Selasa, 08 Januari 2013

Forget Gratitude: AIG Considers Suing U.S. Over Bailout

At the behest of its former chief executive, Maurice Greenberg, AIG (AIG) is considering joining a lawsuit filed by its shareholders against the government. On Wednesday, according to the New York Times, Greenberg, 87, will try to convince the AIG board that the terms of its $182 billion government bailout were too onerous, that the interest rates were too high, and that ultimately AIG shareholders got a raw deal as a result. What’s that about biting the hand that feeds you?

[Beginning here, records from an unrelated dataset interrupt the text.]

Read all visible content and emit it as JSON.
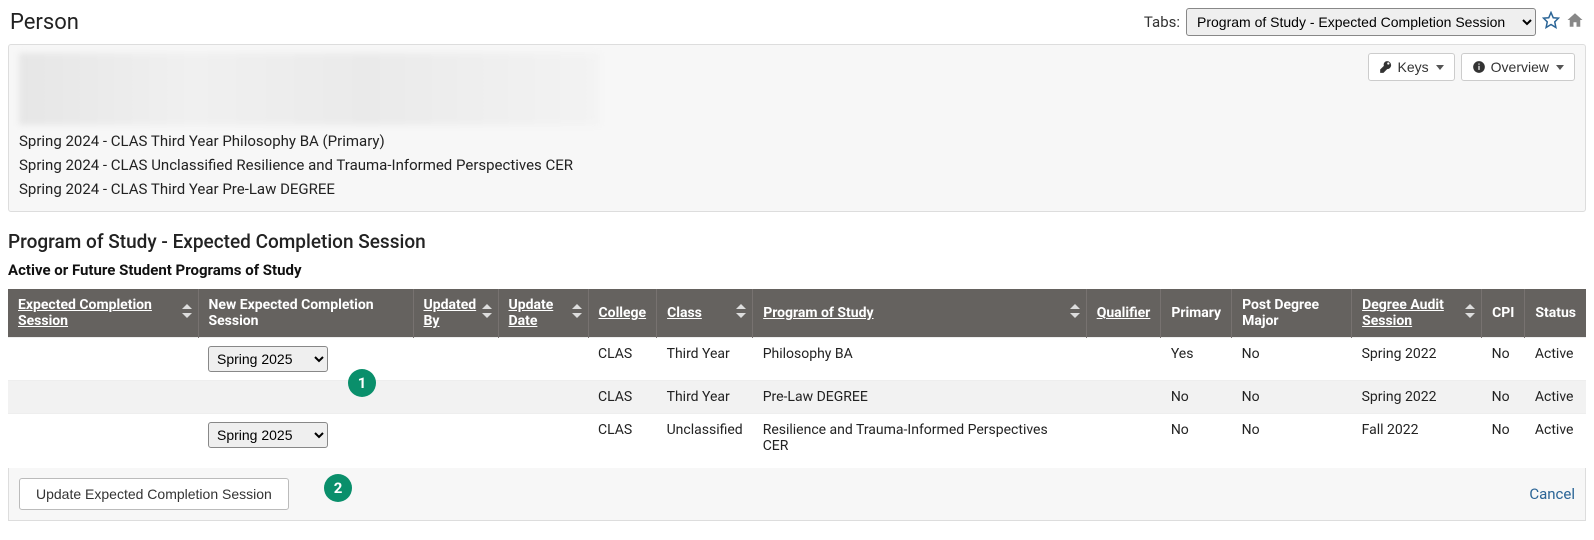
{
  "header": {
    "title": "Person",
    "tabs_label": "Tabs:",
    "tabs_selected": "Program of Study - Expected Completion Session"
  },
  "context": {
    "keys_label": "Keys",
    "overview_label": "Overview",
    "programs": [
      "Spring 2024 - CLAS Third Year Philosophy BA (Primary)",
      "Spring 2024 - CLAS Unclassified Resilience and Trauma-Informed Perspectives CER",
      "Spring 2024 - CLAS Third Year Pre-Law DEGREE"
    ]
  },
  "section": {
    "heading": "Program of Study - Expected Completion Session",
    "subheading": "Active or Future Student Programs of Study"
  },
  "table": {
    "columns": {
      "ecs": "Expected Completion Session",
      "necs": "New Expected Completion Session",
      "updby": "Updated By",
      "upddate": "Update Date",
      "college": "College",
      "class": "Class",
      "pos": "Program of Study",
      "qual": "Qualifier",
      "prim": "Primary",
      "pdm": "Post Degree Major",
      "das": "Degree Audit Session",
      "cpi": "CPI",
      "status": "Status"
    },
    "rows": [
      {
        "ecs": "",
        "necs": "Spring 2025",
        "updby": "",
        "upddate": "",
        "college": "CLAS",
        "class": "Third Year",
        "pos": "Philosophy BA",
        "qual": "",
        "prim": "Yes",
        "pdm": "No",
        "das": "Spring 2022",
        "cpi": "No",
        "status": "Active"
      },
      {
        "ecs": "",
        "necs": "",
        "updby": "",
        "upddate": "",
        "college": "CLAS",
        "class": "Third Year",
        "pos": "Pre-Law DEGREE",
        "qual": "",
        "prim": "No",
        "pdm": "No",
        "das": "Spring 2022",
        "cpi": "No",
        "status": "Active"
      },
      {
        "ecs": "",
        "necs": "Spring 2025",
        "updby": "",
        "upddate": "",
        "college": "CLAS",
        "class": "Unclassified",
        "pos": "Resilience and Trauma-Informed Perspectives CER",
        "qual": "",
        "prim": "No",
        "pdm": "No",
        "das": "Fall 2022",
        "cpi": "No",
        "status": "Active"
      }
    ]
  },
  "footer": {
    "update_button": "Update Expected Completion Session",
    "cancel": "Cancel"
  },
  "annotations": {
    "one": "1",
    "two": "2"
  }
}
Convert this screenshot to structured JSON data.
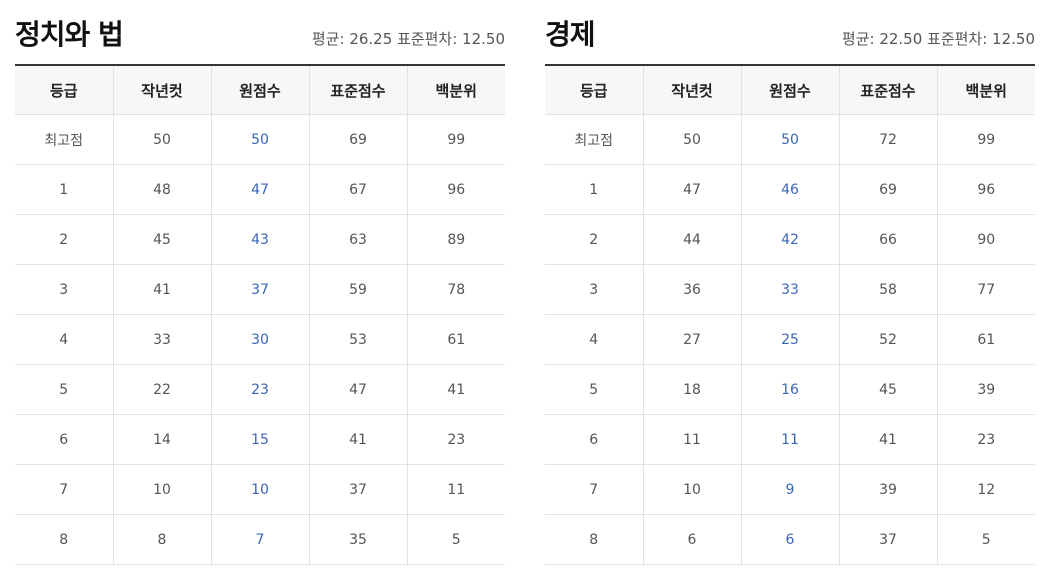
{
  "colors": {
    "raw_score": "#3b66b8",
    "header_bg": "#f7f7f7",
    "border": "#e2e2e2",
    "top_rule": "#333333"
  },
  "columns": [
    "등급",
    "작년컷",
    "원점수",
    "표준점수",
    "백분위"
  ],
  "subjects": [
    {
      "title": "정치와 법",
      "stats": "평균: 26.25 표준편차: 12.50",
      "rows": [
        {
          "grade": "최고점",
          "last_year_cut": "50",
          "raw": "50",
          "standard": "69",
          "percentile": "99"
        },
        {
          "grade": "1",
          "last_year_cut": "48",
          "raw": "47",
          "standard": "67",
          "percentile": "96"
        },
        {
          "grade": "2",
          "last_year_cut": "45",
          "raw": "43",
          "standard": "63",
          "percentile": "89"
        },
        {
          "grade": "3",
          "last_year_cut": "41",
          "raw": "37",
          "standard": "59",
          "percentile": "78"
        },
        {
          "grade": "4",
          "last_year_cut": "33",
          "raw": "30",
          "standard": "53",
          "percentile": "61"
        },
        {
          "grade": "5",
          "last_year_cut": "22",
          "raw": "23",
          "standard": "47",
          "percentile": "41"
        },
        {
          "grade": "6",
          "last_year_cut": "14",
          "raw": "15",
          "standard": "41",
          "percentile": "23"
        },
        {
          "grade": "7",
          "last_year_cut": "10",
          "raw": "10",
          "standard": "37",
          "percentile": "11"
        },
        {
          "grade": "8",
          "last_year_cut": "8",
          "raw": "7",
          "standard": "35",
          "percentile": "5"
        }
      ]
    },
    {
      "title": "경제",
      "stats": "평균: 22.50 표준편차: 12.50",
      "rows": [
        {
          "grade": "최고점",
          "last_year_cut": "50",
          "raw": "50",
          "standard": "72",
          "percentile": "99"
        },
        {
          "grade": "1",
          "last_year_cut": "47",
          "raw": "46",
          "standard": "69",
          "percentile": "96"
        },
        {
          "grade": "2",
          "last_year_cut": "44",
          "raw": "42",
          "standard": "66",
          "percentile": "90"
        },
        {
          "grade": "3",
          "last_year_cut": "36",
          "raw": "33",
          "standard": "58",
          "percentile": "77"
        },
        {
          "grade": "4",
          "last_year_cut": "27",
          "raw": "25",
          "standard": "52",
          "percentile": "61"
        },
        {
          "grade": "5",
          "last_year_cut": "18",
          "raw": "16",
          "standard": "45",
          "percentile": "39"
        },
        {
          "grade": "6",
          "last_year_cut": "11",
          "raw": "11",
          "standard": "41",
          "percentile": "23"
        },
        {
          "grade": "7",
          "last_year_cut": "10",
          "raw": "9",
          "standard": "39",
          "percentile": "12"
        },
        {
          "grade": "8",
          "last_year_cut": "6",
          "raw": "6",
          "standard": "37",
          "percentile": "5"
        }
      ]
    }
  ]
}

Swallow for a moment that feeling of outrage swelling in your gut, and consider this: gratitude doesn’t make money.  Whether or not the board decides to join the $25 billion shareholder suit, considering such an action is exactly what it’s supposed to do. The AIG board’s top priority is to return value to its shareholders. If they think the insurer left money on the table back in 2008, and there’s a chance to recoup some of it, then the decision is easy: sue the government that saved it from bankruptcy during the darkest days of the financial crisis. Crass as that may be, it’s a smart business move.

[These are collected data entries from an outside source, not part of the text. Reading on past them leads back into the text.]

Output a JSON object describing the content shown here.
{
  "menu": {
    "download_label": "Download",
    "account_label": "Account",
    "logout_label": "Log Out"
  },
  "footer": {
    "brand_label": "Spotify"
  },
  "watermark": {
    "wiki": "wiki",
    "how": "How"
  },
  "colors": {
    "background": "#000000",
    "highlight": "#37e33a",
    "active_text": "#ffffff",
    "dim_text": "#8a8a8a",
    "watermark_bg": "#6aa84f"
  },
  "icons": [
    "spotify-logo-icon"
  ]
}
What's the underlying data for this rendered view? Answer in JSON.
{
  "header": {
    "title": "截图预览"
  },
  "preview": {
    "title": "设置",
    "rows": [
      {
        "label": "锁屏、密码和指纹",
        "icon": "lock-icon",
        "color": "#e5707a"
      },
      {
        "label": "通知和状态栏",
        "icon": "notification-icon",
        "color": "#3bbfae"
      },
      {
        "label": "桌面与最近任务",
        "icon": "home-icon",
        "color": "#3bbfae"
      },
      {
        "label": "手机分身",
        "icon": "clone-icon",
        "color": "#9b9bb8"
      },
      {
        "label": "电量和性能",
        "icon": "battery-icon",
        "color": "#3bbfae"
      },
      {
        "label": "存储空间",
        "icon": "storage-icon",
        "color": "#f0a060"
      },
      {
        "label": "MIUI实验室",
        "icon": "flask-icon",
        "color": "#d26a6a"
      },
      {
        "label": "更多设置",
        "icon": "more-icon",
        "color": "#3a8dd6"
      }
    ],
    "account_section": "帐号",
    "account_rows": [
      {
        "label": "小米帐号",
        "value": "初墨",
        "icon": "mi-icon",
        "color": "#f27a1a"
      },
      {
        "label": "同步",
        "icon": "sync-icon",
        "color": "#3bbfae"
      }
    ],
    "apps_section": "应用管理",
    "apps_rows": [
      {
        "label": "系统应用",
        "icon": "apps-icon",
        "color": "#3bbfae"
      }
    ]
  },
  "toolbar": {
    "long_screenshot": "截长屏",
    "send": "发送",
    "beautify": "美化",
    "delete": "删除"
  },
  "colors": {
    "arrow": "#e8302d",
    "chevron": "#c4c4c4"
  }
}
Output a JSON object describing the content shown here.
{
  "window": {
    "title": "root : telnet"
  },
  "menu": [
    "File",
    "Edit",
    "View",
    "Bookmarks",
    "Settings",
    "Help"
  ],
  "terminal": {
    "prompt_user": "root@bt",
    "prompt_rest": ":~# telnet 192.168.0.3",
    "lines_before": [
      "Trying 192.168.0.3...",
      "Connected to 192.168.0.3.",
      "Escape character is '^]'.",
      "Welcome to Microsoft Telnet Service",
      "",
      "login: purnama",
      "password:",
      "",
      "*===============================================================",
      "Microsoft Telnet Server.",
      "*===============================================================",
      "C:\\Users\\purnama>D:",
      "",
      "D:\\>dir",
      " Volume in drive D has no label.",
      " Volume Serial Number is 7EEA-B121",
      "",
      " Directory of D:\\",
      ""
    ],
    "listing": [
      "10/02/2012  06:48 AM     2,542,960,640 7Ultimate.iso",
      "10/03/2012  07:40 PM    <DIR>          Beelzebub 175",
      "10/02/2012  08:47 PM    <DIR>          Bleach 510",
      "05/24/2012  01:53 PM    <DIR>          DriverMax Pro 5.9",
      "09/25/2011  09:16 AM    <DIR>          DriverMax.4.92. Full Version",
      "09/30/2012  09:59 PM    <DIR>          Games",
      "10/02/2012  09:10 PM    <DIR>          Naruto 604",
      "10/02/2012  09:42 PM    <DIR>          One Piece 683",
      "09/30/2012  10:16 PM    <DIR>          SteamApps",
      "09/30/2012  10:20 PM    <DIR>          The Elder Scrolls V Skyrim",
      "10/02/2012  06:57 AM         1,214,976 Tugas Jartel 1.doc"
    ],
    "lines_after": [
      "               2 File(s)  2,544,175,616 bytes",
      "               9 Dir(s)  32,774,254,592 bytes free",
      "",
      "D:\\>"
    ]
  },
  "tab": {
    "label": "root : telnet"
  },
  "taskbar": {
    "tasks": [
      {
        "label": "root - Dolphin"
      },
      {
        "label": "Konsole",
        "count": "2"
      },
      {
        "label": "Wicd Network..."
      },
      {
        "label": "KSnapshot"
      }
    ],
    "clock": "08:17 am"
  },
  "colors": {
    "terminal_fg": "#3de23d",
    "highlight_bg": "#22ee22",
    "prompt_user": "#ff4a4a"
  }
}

Still, it’s hard to see that $182 billion figure and think that somehow AIG got screwed in the deal. The government did, after all, end up owning more than 90 percent of the company. And remember how that deal came together. The alarm bells on AIG didn’t go off until the disaster at Lehman Brothers was well underway. Treasury Secretary Hank Paulson and his team had to act fast, and AIG was certainly in no position to negotiate favorable terms. The alternative to being rescued was to go bankrupt and default on its $440 billion portfolio of credit default swaps, which plausibly could’ve brought down the entire global economy. AIG owed money to just about everyone. Not making good on those payments would’ve turned a disaster into a complete and total Armageddon for the global economy.

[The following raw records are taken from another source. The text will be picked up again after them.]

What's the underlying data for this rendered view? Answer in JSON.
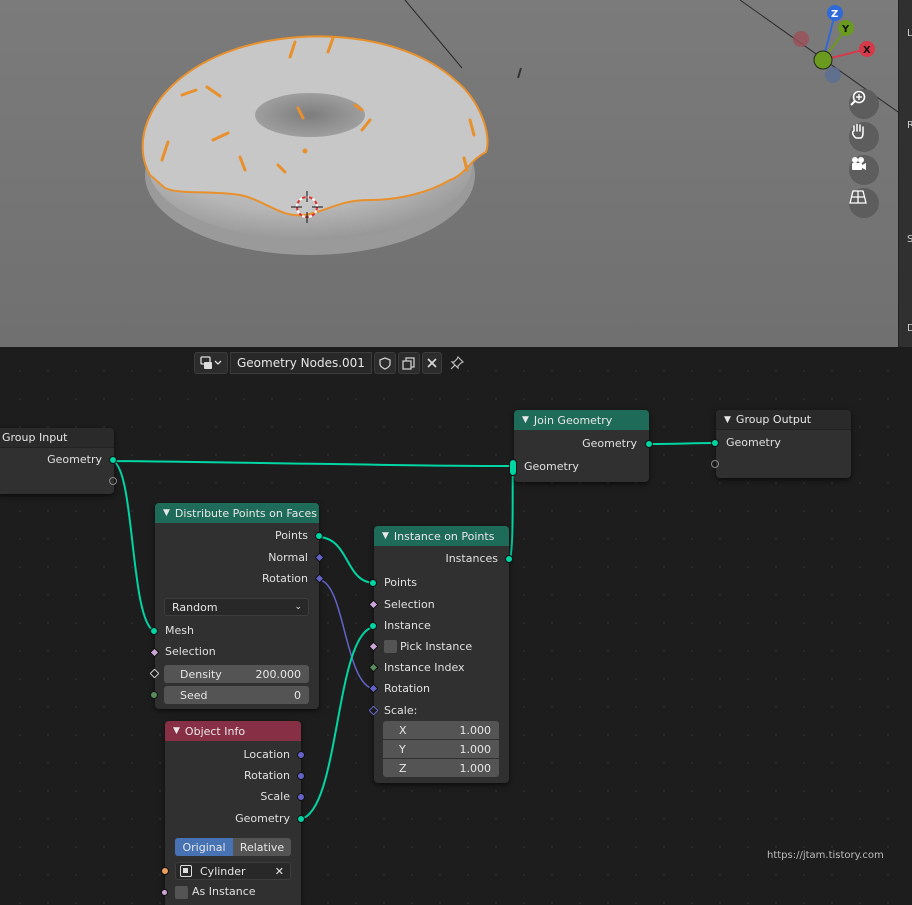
{
  "viewport": {
    "navigation_icons": [
      "zoom-icon",
      "pan-hand-icon",
      "camera-view-icon",
      "ortho-grid-icon"
    ],
    "gizmo": {
      "z": "Z",
      "y": "Y",
      "x": "X"
    },
    "side_letters": [
      "L",
      "R",
      "S",
      "D"
    ]
  },
  "node_editor": {
    "header": {
      "tree_name": "Geometry Nodes.001"
    },
    "nodes": {
      "group_input": {
        "title": "Group Input",
        "outputs": [
          "Geometry"
        ]
      },
      "join_geometry": {
        "title": "Join Geometry",
        "output": "Geometry",
        "input": "Geometry"
      },
      "group_output": {
        "title": "Group Output",
        "input": "Geometry"
      },
      "distribute": {
        "title": "Distribute Points on Faces",
        "outputs": [
          "Points",
          "Normal",
          "Rotation"
        ],
        "mode": "Random",
        "inputs": [
          "Mesh",
          "Selection"
        ],
        "density_label": "Density",
        "density_value": "200.000",
        "seed_label": "Seed",
        "seed_value": "0"
      },
      "instance_on_points": {
        "title": "Instance on Points",
        "output": "Instances",
        "inputs": [
          "Points",
          "Selection",
          "Instance",
          "Pick Instance",
          "Instance Index",
          "Rotation",
          "Scale:"
        ],
        "scale": [
          {
            "axis": "X",
            "value": "1.000"
          },
          {
            "axis": "Y",
            "value": "1.000"
          },
          {
            "axis": "Z",
            "value": "1.000"
          }
        ]
      },
      "object_info": {
        "title": "Object Info",
        "outputs": [
          "Location",
          "Rotation",
          "Scale",
          "Geometry"
        ],
        "transform_options": [
          "Original",
          "Relative"
        ],
        "selected_option": "Original",
        "object": "Cylinder",
        "as_instance": "As Instance"
      }
    }
  },
  "watermark": "https://jtam.tistory.com",
  "colors": {
    "geometry_socket": "#00d6a3",
    "vector_socket": "#6363c7",
    "green_header": "#1e6b5a",
    "red_header": "#873045",
    "selection_outline": "#e8902c"
  }
}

And to Greenberg’s point, no one else was lining up to save AIG; the alternative to the government’s terms were, presumably, complete ruin for shareholders, too. AIG almost blew up the world through terrible decisions made in its Financial Products division in London. The company’s true mistake wasn’t letting the government cram an onerous deal down its throat, it was thinking that it could insure billions worth of corporate debt the same way it insured cars and houses. Sometimes you get what you deserve.